- Leader: Keum Tae-sup Cho Seong-ju
- General Secretary: Jeong Ho-hee
- Founded: December 11, 2023
- Dissolved: April 23, 2024
- Split from: Democratic Party of Korea People Power Party Justice Party
- Merged into: Reform Party
- Headquarters: Room 808, Geukdong VIP Building, 15-1 Gukhoe-daero 70-gil, Yeongdeungpo-gu, Seoul
- Membership: 6,836
- Ideology: Centrist reformism Big tent Factions: Social liberalism
- Political position: Centre
- Colours: Mint Blue Pink
- Slogan: 성숙한 대한민국을 만드는 중도 대연합 정당 ('A moderate grand coalition party creating a mature Republic of Korea')
- National Assembly: 0 / 300
- Metropolitan Mayors and Governors: 0 / 16
- Municipal Mayors: 0 / 227
- Provincial and Metropolitan Councillors: 0 / 933
- Municipal Councillors: 0 / 3,034

Website
- www.newparty.kr (archived)

Korean name
- Hangul: 새로운선택
- RR: Saeroun seontaek
- MR: Saeroun sŏnt'aek

= New Choice =

2023-2024 political party in South Korea

New Choice was a South Korean political party founded around Keum Tae-sup, who left the Democratic Party of Korea in 2023. On 9 February 2024, the party announced a merger with Lee Jun-seok's Reform Party.

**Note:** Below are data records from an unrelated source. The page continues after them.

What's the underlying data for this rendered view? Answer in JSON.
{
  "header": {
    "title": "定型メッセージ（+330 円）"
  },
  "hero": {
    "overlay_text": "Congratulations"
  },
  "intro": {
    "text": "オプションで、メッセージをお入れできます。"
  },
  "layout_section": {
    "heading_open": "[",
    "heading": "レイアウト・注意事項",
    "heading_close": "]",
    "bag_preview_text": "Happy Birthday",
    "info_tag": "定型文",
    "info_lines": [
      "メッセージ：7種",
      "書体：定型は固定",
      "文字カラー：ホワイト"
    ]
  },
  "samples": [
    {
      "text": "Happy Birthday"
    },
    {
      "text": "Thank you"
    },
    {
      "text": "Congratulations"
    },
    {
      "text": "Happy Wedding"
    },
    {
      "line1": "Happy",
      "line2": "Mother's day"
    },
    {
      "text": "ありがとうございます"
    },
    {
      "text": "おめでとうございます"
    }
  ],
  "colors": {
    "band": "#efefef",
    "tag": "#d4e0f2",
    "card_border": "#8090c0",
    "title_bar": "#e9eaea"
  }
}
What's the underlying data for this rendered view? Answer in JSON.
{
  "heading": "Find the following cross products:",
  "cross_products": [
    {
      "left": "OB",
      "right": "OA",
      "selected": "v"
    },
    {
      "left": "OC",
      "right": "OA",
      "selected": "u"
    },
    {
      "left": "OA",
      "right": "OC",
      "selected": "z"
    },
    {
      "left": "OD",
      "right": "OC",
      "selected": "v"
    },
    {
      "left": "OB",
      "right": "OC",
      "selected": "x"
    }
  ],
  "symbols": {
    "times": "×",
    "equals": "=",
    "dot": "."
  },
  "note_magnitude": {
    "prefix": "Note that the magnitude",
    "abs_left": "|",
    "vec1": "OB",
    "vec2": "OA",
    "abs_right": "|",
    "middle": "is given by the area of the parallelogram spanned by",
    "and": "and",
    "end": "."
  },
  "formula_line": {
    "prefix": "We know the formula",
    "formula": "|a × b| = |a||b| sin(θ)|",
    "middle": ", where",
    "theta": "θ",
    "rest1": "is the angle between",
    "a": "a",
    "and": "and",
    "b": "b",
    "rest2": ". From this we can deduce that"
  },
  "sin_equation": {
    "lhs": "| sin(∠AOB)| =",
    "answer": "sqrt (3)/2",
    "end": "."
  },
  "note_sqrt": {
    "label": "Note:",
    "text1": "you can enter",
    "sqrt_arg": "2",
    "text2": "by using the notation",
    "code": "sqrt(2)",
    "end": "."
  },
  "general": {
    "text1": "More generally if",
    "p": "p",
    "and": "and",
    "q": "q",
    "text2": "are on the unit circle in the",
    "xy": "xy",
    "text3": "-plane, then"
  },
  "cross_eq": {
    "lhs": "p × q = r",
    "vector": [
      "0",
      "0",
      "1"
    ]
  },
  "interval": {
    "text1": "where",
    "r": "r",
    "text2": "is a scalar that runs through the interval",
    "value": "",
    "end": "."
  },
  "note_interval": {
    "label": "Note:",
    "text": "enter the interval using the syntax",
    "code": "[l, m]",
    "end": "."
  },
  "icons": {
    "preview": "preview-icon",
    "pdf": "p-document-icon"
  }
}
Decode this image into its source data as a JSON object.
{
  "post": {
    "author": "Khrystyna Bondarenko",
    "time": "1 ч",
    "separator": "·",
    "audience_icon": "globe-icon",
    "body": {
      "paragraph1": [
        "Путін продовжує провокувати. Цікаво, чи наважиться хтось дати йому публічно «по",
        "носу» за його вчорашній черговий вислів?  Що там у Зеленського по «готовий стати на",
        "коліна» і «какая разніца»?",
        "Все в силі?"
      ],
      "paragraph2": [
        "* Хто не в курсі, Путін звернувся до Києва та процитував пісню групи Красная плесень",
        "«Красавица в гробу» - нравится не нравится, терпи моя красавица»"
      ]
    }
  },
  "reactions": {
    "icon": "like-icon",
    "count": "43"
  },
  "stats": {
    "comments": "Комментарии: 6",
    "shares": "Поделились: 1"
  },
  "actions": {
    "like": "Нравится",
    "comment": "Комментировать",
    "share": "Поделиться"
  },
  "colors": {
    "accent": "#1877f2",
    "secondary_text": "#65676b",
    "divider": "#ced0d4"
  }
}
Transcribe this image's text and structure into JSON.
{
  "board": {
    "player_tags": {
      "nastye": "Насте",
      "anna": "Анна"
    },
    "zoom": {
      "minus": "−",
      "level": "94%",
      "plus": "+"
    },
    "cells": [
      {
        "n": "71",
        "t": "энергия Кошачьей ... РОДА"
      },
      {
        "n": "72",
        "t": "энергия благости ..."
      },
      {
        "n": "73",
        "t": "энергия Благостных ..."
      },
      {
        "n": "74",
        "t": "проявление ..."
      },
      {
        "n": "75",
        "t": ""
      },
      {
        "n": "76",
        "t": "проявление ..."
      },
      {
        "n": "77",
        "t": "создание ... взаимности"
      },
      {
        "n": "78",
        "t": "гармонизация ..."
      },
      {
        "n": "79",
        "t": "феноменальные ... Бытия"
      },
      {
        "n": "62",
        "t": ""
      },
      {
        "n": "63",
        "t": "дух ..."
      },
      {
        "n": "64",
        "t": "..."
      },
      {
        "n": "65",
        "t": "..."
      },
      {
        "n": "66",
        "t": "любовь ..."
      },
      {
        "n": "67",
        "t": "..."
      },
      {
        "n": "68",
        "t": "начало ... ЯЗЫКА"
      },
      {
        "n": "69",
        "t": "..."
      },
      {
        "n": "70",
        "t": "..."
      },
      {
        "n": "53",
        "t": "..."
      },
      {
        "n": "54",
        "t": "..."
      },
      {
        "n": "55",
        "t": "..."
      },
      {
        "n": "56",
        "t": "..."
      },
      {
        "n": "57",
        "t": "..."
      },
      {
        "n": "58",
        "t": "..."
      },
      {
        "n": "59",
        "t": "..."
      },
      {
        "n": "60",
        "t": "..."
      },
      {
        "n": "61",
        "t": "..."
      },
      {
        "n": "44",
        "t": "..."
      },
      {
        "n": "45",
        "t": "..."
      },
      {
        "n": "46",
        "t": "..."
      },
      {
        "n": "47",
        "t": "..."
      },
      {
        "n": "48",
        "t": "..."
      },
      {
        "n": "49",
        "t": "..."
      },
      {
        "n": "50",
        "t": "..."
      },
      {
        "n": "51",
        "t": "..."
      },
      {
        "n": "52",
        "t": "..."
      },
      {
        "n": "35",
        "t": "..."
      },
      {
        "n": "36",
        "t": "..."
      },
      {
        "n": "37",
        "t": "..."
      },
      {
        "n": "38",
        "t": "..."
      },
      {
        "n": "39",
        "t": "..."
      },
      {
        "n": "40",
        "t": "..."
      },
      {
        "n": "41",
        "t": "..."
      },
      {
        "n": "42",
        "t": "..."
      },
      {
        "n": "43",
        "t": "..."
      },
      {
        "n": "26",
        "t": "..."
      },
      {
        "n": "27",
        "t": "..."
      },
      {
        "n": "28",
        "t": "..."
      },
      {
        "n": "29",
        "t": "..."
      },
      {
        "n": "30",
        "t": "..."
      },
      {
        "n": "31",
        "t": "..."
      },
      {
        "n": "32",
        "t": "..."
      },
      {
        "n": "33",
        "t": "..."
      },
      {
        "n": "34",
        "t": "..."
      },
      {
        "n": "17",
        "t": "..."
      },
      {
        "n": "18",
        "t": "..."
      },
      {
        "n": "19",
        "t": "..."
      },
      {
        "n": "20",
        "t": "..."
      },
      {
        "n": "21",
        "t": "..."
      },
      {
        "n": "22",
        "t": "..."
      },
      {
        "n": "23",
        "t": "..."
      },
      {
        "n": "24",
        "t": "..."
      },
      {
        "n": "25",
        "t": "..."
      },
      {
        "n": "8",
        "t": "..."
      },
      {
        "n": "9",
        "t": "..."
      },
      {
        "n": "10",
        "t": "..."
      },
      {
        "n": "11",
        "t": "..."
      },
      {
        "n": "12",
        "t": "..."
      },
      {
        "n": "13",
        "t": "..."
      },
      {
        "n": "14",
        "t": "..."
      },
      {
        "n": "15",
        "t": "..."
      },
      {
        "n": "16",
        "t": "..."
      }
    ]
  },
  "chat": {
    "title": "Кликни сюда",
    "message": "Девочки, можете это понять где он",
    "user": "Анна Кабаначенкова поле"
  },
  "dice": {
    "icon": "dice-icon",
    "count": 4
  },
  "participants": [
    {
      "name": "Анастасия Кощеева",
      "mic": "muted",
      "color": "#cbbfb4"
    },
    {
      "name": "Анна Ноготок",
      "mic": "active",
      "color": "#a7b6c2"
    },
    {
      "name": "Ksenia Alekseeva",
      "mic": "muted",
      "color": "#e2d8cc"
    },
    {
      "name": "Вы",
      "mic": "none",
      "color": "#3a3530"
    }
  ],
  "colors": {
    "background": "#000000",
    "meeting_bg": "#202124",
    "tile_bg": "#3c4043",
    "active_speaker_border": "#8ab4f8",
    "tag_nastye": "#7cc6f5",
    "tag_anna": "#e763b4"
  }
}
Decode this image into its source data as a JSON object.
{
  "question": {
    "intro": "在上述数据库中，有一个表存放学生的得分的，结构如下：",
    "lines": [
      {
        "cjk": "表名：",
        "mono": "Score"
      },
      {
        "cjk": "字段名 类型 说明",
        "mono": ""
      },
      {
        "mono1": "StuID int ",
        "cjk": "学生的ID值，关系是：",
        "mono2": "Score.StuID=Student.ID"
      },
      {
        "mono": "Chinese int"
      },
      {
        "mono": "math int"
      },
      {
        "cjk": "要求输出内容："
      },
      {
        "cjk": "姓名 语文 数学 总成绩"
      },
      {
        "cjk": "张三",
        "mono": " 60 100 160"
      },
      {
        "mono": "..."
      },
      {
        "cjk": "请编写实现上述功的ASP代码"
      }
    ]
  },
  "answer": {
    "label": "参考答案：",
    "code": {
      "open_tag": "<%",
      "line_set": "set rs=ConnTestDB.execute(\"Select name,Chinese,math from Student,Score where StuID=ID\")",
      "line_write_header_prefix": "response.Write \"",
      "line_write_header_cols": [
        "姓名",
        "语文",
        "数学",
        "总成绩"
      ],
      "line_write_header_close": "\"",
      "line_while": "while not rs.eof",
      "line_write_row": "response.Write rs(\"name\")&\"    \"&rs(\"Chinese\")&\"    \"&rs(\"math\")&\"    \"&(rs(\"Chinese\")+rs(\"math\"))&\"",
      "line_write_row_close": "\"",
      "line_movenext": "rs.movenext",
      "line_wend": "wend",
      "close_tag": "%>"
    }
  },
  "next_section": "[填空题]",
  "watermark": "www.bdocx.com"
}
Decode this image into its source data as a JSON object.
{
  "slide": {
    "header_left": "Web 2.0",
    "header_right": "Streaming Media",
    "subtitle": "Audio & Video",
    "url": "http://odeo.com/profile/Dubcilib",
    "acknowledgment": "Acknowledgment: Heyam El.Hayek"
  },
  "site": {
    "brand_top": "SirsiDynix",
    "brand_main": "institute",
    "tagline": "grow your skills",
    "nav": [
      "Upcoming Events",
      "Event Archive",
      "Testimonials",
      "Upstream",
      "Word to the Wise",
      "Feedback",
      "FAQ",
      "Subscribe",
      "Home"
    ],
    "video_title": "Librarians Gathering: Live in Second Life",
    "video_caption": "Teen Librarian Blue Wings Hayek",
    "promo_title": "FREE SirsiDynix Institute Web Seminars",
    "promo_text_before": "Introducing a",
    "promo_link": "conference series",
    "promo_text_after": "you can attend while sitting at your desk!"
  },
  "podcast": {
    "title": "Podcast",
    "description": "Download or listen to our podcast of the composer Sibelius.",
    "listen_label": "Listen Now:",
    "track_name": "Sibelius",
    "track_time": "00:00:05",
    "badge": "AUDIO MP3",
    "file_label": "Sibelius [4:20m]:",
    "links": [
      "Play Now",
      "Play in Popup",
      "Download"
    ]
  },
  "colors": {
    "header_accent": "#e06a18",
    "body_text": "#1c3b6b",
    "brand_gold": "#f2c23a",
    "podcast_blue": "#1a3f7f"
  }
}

Candidates for the New Choice Party ran under the Reform Party banner in the 2024 South Korean legislative election, and the formal merger process was completed after the election.

== History ==
In December 2023 Keum Tae-sup, Cho Seong-ju, Ryu Ho-jeong and others from the Third Power group, who were critical of both the Democratic Party and the People Power Party founded the party. Their aim was to create a "third way" political party that included both progressive and conservative reformers. Keum Tae-sup and Cho Seong-ju were elected as co-chairs of the party. Ryu Ho-jeong joined the party but remained in the Justice Party to encourage others to join the new political project and to prevent the loss of her proportional representation seat in the National Assembly. Keum Tae-sup said the party wanted to gain 30 seats in the 2024 South Korean legislative election.

In some party material on YouTube a cartoon character appeared, first in the video titled "탄핵 중독, 치료법이 있다" (Impeachment Addiction: There Is a Cure) and subsequently appeared in later videos too.